We hear about exclusionary ‘brogrammer’ culture that makes it difficult to break into, we hear about VC’s in The Valley who simply feel more comfortable investing in others who look like them, we hear about how the hours and commitments involved in a startup intimidate both the woman and the hiring party because of their increased obligations in our societal structure. The list is long and varied…and nothing new. So what exactly has me rethinking this issue.
I have a 14 year old son. He is heavily into science and computers. He plays all the typical games, particularly multi-player online games. Do you know how many girls he plays with in these games? Zero. Do you know how many girls he even knows of who play these games? Zero. If you were to ask him or his friends if they’d have an issue playing these games with girls they’d likely say yes. That includes the cool ‘geek girl’ who may be into the same things they are.
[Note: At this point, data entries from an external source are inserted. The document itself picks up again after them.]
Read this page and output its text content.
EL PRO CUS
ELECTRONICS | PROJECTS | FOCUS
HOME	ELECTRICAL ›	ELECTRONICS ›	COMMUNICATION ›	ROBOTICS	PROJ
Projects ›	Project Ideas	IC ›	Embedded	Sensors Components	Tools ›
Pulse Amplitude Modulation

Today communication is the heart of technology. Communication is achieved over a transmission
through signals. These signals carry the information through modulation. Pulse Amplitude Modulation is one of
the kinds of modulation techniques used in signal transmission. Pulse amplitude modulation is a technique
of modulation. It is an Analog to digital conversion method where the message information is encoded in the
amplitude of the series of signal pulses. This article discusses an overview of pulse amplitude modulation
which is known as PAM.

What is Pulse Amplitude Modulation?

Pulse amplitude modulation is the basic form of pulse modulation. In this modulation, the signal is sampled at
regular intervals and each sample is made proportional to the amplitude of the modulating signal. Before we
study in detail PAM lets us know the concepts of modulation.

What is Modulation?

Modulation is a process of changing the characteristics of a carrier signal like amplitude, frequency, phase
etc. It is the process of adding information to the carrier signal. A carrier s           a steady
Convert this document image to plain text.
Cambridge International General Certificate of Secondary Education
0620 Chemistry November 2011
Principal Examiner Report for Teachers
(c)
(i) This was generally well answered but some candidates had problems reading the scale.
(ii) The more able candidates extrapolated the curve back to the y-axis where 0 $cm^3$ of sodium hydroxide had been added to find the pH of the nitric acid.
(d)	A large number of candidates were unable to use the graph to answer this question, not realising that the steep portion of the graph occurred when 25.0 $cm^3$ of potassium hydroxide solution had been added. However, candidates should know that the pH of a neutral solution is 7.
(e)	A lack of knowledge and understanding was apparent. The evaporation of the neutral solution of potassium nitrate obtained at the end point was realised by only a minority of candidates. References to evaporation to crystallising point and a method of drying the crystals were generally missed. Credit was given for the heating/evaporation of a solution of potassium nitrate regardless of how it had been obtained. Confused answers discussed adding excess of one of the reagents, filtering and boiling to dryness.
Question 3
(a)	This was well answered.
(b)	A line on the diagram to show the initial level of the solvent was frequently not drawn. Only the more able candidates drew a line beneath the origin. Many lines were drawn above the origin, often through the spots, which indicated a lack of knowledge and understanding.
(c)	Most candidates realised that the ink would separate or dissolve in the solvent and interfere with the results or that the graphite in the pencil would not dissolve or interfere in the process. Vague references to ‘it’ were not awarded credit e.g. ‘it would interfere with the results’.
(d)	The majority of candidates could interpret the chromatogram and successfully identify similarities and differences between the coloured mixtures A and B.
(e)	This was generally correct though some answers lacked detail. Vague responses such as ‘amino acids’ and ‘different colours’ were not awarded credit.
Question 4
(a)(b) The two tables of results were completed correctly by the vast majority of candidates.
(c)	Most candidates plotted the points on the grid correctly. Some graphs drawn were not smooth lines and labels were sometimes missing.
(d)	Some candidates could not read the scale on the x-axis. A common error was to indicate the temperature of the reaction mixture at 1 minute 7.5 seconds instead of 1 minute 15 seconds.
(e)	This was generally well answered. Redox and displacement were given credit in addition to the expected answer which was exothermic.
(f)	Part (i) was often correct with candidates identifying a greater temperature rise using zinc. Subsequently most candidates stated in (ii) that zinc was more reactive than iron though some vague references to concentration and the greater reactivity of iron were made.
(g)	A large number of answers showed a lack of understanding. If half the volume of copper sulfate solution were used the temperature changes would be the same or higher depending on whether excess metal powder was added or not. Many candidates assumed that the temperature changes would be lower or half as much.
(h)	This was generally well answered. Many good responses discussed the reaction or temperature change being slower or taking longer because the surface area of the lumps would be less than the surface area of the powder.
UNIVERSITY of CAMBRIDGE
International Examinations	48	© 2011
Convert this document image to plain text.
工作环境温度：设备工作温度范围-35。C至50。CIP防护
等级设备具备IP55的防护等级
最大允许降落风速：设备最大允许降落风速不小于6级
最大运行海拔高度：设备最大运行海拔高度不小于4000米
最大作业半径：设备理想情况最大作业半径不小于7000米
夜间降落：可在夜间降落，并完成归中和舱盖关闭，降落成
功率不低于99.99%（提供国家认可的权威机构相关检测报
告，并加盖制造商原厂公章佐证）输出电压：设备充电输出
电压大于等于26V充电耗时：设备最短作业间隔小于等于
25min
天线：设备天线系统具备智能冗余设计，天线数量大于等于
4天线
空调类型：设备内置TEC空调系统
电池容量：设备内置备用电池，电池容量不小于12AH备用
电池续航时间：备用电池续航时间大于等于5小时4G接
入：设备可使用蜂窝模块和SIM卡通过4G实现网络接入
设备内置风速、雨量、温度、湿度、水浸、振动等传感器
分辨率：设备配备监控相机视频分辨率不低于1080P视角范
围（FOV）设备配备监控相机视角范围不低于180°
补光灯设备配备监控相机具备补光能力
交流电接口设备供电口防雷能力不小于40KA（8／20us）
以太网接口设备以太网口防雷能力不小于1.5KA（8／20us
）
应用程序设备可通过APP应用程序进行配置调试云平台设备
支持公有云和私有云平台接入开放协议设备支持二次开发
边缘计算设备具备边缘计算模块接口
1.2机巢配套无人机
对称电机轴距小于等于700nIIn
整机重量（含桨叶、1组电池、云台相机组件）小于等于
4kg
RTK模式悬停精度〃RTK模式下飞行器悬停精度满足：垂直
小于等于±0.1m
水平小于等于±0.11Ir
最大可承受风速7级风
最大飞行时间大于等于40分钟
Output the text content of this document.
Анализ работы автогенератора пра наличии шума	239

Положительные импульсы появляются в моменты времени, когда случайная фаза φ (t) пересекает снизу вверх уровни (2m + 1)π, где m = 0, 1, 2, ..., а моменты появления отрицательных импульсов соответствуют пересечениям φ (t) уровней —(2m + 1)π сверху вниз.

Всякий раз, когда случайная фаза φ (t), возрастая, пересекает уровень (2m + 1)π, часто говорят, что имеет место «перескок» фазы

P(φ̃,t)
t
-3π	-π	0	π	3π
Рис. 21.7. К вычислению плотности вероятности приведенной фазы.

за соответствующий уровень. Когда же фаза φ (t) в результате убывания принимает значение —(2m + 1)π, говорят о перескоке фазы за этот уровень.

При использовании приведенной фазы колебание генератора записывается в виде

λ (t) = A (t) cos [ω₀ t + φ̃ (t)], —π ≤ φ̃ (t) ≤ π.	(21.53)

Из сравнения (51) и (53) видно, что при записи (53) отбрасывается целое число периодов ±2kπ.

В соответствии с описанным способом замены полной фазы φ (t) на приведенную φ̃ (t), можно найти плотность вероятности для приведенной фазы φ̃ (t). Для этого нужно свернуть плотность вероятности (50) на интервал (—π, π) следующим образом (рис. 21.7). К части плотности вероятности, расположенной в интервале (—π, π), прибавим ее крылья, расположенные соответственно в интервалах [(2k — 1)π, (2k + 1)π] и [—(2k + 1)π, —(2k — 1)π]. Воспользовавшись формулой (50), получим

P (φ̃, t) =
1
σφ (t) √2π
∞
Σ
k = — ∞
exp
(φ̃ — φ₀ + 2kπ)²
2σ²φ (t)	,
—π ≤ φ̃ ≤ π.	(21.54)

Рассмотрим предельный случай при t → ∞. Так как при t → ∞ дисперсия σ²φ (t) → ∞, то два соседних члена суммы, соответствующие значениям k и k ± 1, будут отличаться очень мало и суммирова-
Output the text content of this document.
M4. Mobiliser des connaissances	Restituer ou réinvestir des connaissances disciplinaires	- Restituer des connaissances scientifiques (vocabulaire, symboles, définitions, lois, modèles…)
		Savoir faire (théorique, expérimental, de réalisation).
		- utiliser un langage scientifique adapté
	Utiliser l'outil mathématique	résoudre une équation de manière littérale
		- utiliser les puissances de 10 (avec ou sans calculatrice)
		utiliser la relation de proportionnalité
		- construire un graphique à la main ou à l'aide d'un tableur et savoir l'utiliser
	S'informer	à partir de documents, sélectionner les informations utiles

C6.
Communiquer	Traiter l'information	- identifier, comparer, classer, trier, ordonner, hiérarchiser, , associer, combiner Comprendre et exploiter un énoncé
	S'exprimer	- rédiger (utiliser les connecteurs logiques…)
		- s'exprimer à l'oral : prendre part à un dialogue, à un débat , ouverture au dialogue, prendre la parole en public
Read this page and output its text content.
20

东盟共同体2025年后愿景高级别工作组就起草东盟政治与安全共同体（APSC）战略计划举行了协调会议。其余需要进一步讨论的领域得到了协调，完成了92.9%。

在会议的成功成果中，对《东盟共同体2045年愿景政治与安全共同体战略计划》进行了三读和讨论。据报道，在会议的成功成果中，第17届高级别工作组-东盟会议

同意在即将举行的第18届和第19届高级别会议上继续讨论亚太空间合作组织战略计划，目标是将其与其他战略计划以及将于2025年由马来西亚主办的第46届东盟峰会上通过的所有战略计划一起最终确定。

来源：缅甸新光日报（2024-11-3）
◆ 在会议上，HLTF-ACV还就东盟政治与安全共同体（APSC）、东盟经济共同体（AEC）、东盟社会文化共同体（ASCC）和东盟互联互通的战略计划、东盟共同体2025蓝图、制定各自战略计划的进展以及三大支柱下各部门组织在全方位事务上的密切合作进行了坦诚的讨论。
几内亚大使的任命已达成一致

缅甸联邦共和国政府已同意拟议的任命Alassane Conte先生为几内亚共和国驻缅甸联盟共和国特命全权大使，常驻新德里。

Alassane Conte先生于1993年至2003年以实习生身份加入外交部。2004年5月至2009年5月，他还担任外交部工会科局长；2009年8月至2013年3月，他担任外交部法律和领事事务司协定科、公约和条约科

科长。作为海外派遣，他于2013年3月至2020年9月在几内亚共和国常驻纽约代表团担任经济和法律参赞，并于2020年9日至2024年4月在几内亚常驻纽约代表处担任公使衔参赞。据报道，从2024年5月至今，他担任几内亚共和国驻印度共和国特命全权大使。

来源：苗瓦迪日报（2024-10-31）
The question is ‘why’? Based on the conversations I overhear during gameplay, I have no doubt that these young boys would feel stymied in their ability to act and speak freely. At this age they begin to feel self-conscious around girls, and let’s face it, these young boys like to be crude and silly with one another.
The games have become their equivalent of the last generations old treehouses, it’s not so much about the game as it is a safe place to meet up and do stupid boy stuff. They may not be posting a sign that says “No girls allowed” but they might as well be.
Girls have their equivalent treehouses, but what worries me is that it used to be that these clubs, cliques, groupings, or whatever you prefer to call them really were equivalent among the sexes. Separate but equal. They were physical spaces that facilitated that need when coming of age to feel that you weren’t alone in your feelings. A place of open sharing.
But texting, instant messaging, and cellphones (the predominant means of communications amongst young girls) are considered simple forms of communication, whereas gaming and the culture around it leads to a focus on learning about your computer hardware so that you can make it faster, or programming and networking so that you can learn cheats or run your own Minecraft server.
My son and his friends silently compete among themselves for gaining that upper hand, which means learning more and more about how and why technology works the way it does. The girls they know *use* technology in their communications, but they don’t crawl beneath the surface of it. Their treehouse doesn’t require it.
The tech itself, and the way it is used as a part of these rituals of growing up, seems to be more divisive than ever when it comes to the sexes, while at the same time it’s not even noticed. And it’s happening at exactly the worst ages. These are the ages where we need to have attracted young girls to these fields if we are to make a real dent in the degrees that women seek and their subsequent mark in those fields.
The different sexes need their treehouses, forcing them into each others certainly isn’t helpful. I’m just extremely concerned that we appear to be exacerbating the problem by the very nature of the treehouse itself, at the worst time possible in these kids growth.